Content of the speech[ edit ] The Funeral Oration is significant because it differs from the usual form of Athenian funeral speeches. During the second year of the war a plague began to attack and kill the Athenian people.
The audience is then dismissed. In this war, Athens took just as much the offensive as Sparta. The style is deliberately elaborate, in accord with the stylistic preference associated with the sophists.

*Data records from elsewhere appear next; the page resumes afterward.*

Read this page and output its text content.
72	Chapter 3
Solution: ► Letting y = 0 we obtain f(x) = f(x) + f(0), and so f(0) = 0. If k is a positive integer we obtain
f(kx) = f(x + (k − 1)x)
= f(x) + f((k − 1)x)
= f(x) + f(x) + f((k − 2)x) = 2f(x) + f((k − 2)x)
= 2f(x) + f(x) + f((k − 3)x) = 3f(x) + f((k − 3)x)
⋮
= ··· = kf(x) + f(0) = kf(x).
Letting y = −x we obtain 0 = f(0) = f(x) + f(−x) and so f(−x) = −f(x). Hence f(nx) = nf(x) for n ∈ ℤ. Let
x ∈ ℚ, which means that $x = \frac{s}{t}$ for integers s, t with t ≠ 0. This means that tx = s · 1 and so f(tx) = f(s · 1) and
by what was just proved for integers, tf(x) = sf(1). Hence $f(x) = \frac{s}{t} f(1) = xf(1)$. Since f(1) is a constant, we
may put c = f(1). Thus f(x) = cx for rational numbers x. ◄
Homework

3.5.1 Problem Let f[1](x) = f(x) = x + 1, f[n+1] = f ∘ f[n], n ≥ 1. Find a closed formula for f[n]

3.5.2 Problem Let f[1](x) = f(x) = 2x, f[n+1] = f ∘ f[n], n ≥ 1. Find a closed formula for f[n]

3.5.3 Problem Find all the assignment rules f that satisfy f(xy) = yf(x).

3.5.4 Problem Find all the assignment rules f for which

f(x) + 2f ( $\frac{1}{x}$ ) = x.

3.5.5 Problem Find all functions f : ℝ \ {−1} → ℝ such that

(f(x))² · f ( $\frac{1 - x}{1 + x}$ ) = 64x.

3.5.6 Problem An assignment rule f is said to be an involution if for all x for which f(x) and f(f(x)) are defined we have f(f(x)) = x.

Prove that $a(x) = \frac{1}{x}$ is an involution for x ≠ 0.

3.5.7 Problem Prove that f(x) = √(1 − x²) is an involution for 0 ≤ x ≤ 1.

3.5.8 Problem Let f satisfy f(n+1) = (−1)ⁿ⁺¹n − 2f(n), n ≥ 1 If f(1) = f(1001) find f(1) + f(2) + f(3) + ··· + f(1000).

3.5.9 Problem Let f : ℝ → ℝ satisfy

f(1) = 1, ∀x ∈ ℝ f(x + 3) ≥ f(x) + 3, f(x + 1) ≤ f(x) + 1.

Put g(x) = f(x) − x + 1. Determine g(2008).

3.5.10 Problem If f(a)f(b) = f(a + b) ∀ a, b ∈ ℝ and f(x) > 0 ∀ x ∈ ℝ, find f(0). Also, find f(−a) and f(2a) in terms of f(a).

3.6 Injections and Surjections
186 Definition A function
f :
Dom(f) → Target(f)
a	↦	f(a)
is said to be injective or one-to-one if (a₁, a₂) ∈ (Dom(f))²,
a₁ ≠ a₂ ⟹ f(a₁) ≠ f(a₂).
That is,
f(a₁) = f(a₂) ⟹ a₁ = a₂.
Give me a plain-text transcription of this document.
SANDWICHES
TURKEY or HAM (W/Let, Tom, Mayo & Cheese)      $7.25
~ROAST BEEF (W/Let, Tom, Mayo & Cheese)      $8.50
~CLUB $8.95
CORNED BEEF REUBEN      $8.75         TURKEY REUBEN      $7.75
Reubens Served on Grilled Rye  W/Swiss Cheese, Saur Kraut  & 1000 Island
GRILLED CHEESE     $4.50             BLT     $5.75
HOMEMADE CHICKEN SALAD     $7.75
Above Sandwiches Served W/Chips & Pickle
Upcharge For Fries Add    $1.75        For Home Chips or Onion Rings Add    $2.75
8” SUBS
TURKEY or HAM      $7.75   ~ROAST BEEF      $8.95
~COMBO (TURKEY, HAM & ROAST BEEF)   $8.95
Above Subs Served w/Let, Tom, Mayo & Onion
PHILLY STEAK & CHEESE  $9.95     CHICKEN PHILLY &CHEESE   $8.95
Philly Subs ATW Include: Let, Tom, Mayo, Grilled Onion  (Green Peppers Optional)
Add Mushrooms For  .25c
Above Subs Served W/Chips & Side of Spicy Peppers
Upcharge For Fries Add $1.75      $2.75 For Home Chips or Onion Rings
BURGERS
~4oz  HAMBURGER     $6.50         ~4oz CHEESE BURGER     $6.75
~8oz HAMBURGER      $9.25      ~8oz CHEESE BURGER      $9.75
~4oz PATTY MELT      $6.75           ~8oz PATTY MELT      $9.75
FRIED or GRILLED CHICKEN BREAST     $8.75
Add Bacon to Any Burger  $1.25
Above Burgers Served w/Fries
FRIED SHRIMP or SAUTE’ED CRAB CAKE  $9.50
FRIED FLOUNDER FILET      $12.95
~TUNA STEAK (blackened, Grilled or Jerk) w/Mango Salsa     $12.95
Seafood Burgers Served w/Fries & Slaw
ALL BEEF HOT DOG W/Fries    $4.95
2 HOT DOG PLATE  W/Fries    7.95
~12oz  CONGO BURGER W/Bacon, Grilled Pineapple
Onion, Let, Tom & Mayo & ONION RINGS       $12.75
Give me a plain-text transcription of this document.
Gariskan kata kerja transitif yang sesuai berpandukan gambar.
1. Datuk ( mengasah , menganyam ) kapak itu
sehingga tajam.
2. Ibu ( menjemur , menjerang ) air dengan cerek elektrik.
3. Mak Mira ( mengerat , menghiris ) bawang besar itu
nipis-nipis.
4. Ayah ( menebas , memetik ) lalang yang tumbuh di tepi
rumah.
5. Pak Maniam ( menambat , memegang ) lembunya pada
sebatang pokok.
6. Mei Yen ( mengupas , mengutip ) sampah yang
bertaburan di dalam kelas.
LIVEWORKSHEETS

Then a funeral procession was held, with ten cypress coffins carrying the remains, one for each of the Athenian tribesand another for the remains that could not be identified.
Peter Aston wrote a choral version, So they gave their bodies,  published in The freedom we enjoy in our government extends also to our ordinary life.
The Persian War was about one thing, survival.Speeches and Propaganda of the Peloponnesian and Persian War This Essay Speeches and Propaganda of the Peloponnesian and Persian War and other 64,+ term papers, college essay examples and free essays are available now on mi-centre.com Autor: review • March 10, • Essay • Words (2 Pages) • Views.
The main concepts explored the distinction between news and propaganda, the forms of propaganda and psuedo-events, and the five filters of Herman and Chomsky’s Propaganda Model.
I will discuss the work of Boorstin and Herman & Chomsky, and use media ownership as an example of propaganda in the media. In this paper, we are going to look at the differences in speeches and propaganda used in the Persian War and the Peloponnesian War and what the speeches reveal about the city/states' reasons for going to war.
there was a rebellion in the Persian Empire. Propaganda and stirring speeches made by the leaders of Athens convinced their citizens that going to war made sense and that they should come up in. Pericles' Funeral Oration is a famous speech from Thucydides' History of the Peloponnesian War.
The speech was delivered by Pericles, an eminent Athenian politician, at the end of the first year of the Peloponnesian War (– BC) as a part of the annual public funeral for the war dead.